日本の土の良さを引き出して、日本らしさを求める

——国産のワインは甘い、というイメージも強くありましたよね。

明治から昭和中期にかけて長野県塩尻市の桔梗ヶ原地区は、甘味果実酒用ブドウ品種であるコンコードやナイアガラの一大産地でしたが、ここで本格的な赤ワインを造るために欧州系ブドウ品種の改植にあたって成功したのが、当社の工場長も務めた浅井昭吾さんでした。

彼はメルローに絞った改植を決断して、1989年の「リュブリアーナ国際ワインコンクール」で金賞を受賞するなど世界的に日本ワインを印象づけるきっかけとなった「シャトー・メルシャン 桔梗ヶ原メルロー」を産みだしています。

撮影=門間新弥
メルシャンの長林道生社長

同じブドウ品種でも、フランスのマネをするのではなくて、日本の土壌から出てくる良さを引き出して日本らしさを求めることが、世界で日本ワインが評価されることにつながるというのが彼の持論でした。
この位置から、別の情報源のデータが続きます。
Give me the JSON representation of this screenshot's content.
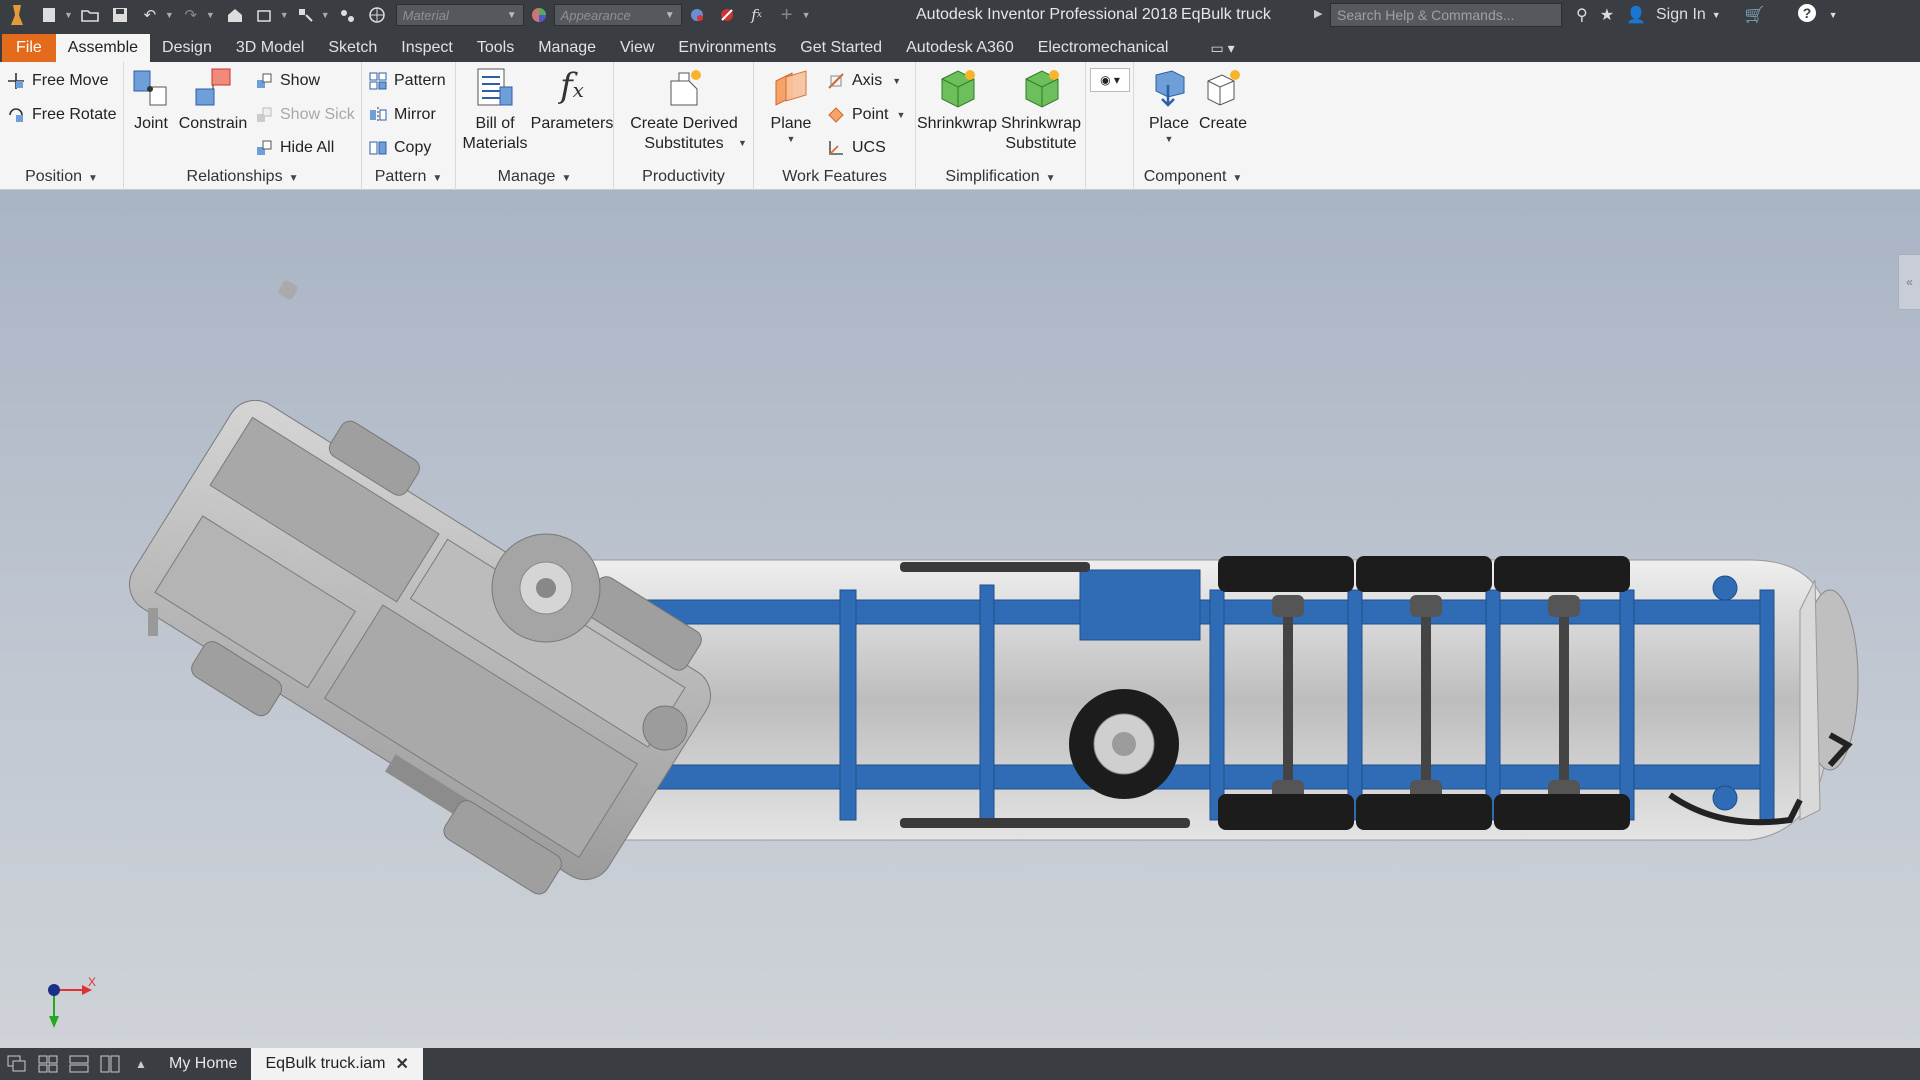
{
  "titlebar": {
    "material_placeholder": "Material",
    "appearance_placeholder": "Appearance",
    "app_title": "Autodesk Inventor Professional 2018",
    "document_title": "EqBulk truck",
    "search_placeholder": "Search Help & Commands...",
    "sign_in": "Sign In"
  },
  "tabs": [
    "File",
    "Assemble",
    "Design",
    "3D Model",
    "Sketch",
    "Inspect",
    "Tools",
    "Manage",
    "View",
    "Environments",
    "Get Started",
    "Autodesk A360",
    "Electromechanical"
  ],
  "active_tab": "Assemble",
  "ribbon": {
    "position": {
      "title": "Position",
      "free_move": "Free Move",
      "free_rotate": "Free Rotate"
    },
    "relationships": {
      "title": "Relationships",
      "joint": "Joint",
      "constrain": "Constrain",
      "show": "Show",
      "show_sick": "Show Sick",
      "hide_all": "Hide All"
    },
    "pattern": {
      "title": "Pattern",
      "pattern": "Pattern",
      "mirror": "Mirror",
      "copy": "Copy"
    },
    "manage": {
      "title": "Manage",
      "bom_line1": "Bill of",
      "bom_line2": "Materials",
      "parameters": "Parameters"
    },
    "productivity": {
      "title": "Productivity",
      "line1": "Create Derived",
      "line2": "Substitutes"
    },
    "work_features": {
      "title": "Work Features",
      "plane": "Plane",
      "axis": "Axis",
      "point": "Point",
      "ucs": "UCS"
    },
    "simplification": {
      "title": "Simplification",
      "shrinkwrap": "Shrinkwrap",
      "sub_line1": "Shrinkwrap",
      "sub_line2": "Substitute"
    },
    "component": {
      "title": "Component",
      "place": "Place",
      "create": "Create"
    }
  },
  "viewport": {
    "triad_x": "X",
    "colors": {
      "frame_blue": "#2f6cb5",
      "body_gray": "#c8c8c8",
      "tire_black": "#1c1c1c"
    }
  },
  "docbar": {
    "my_home": "My Home",
    "active_doc": "EqBulk truck.iam"
  },
  "colors": {
    "accent_file_tab": "#e46b1b",
    "chrome_dark": "#3a3d42",
    "ribbon_bg": "#f5f5f5"
  }
}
しかも浅井さんは、シャトー・メルシャンが培った醸造やブドウ栽培の技術を独占するのではなく、メルシャン以外のメーカーにも広めました。

それで彼は「現代日本ワインの父」と呼ばれるようになるのですが、彼の存在も日本ワインにとってのブレークスルーになったと思います。

——ワインの味を言葉で表現するのは難しいと思うのですが、「日本らしさ」はどう表現すればいいのでしょうか。

繊細さ、優雅さ、上品さ、でしょうか。それをブドウ栽培だけでなく、優しく丁寧な醸造によるワイン造りで実現できていると思います。